初めてオーナー会議に出席した南場氏。貴重な意見を述べたという
IT業界で勝ち抜いてきたビジネス手腕への期待
プロ野球のオーナー会議に新しい風が吹いた。7月8日、東京都内のホテルで開かれた今年初めての会議に、1月に日本のプロ野球で初の女性オーナーとなった、
DeNAの南場智子氏が初めて参加した。球界の重鎮が居並ぶ会議の場で、南場氏は積極的に発言。「仲間に入れていただけて光栄に感じる。もっと厳かで形式的なものかと思ったけれど、実質的で真剣な議論が行われていた。この雰囲気であれば声も挙げやすいし、配慮もしていただいたので、今後も発言をして参りたいと思う」と前向きな感想を口にした。
今回の会議では、各オーナーが、日本の少子化と人口減少を見据えた野球振興策を議論する場が設けられた。南場オーナーには、DeNAの球界参入が認められた2011年の12月に横浜スタジアムを視察した際に女性を意識してトイレの改修を助言し、イメージアップにつなげたエピソードもあり、女性ならではの視点での助言が求められている。
話し合いを終え「今後の野球振興を考える上では子どもが重要。それには母親の影響が大きい。女性をしっかり巻き込んでいくことが重要になる。先輩オーナーの方々と力を合わせて一丸となって野球界を盛り上げていきたい」と語った南場オーナーに対し、熊﨑勝彦コミッショナーは「貴重な意見を出されていた。少子高齢化のなかでファン拡大の重要性を言っておられた。いい雰囲気になったと思う」と期待を寄せた。
顧客ニーズの変化がめまぐるしいIT業界で勝ち抜いてきたビジネス手腕への期待も大きい。

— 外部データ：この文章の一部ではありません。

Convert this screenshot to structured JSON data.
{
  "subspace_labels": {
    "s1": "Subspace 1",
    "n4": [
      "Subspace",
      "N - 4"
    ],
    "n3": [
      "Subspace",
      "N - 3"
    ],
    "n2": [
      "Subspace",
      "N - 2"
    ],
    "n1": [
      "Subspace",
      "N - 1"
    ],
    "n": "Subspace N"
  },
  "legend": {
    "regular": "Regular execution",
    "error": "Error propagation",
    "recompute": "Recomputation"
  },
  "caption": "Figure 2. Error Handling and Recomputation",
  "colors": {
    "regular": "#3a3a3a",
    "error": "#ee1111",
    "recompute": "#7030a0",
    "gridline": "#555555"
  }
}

南場氏は新潟県出身。津田塾大を卒業して米コンサルタント会社に入社し、米ハー
バード大で経営学修士(MBA)を取得している。携帯向けポータルサイトを運営するDeNAで1999年の創業当時から社長を務め、2011年に病気療養中の夫の看病に専念するため取締役に退いたものの、同社を飛躍させた。
オーナーとしてプロ野球に積極的に関わることになった南場氏は「IT業界は競争が激しく、非常に厳しい中で利用開始や利用し続けていただくことをやっている。野球ファンでない方にどうやってファンになっていただくか、またずっとファンでい続けていただくか」と課題を挙げる。
特に若い層のファンを拡大するにはIT技術は大きな武器になる。日本のプロ野球はメジャー・リーグに比べるとIT技術の導入で立ち後れている。パ・リーグ6球団は07年に設立した共同事業会社、パシフィック・リーグマーケティング(PLM)でIT技術を駆使し、6球団の試合中継をインターネット中継する「パ・リーグTV」などで収益を伸ばしているが、セ・リーグはなかなか新しい事業に踏み出せておらず、両リーグの歩調は合っていない。伝統球団が多く、保守的なイメージの強いセ・リーグで、その物腰の柔らかさとビジネスセンスを発揮できるか。
初の女性オーナーは「これまではわが球団のことを考えてきたけれど、球界全体に知見を生かしていければ。みなでプロ野球という一つの劇場を盛り上げていきたい」と笑顔で語った。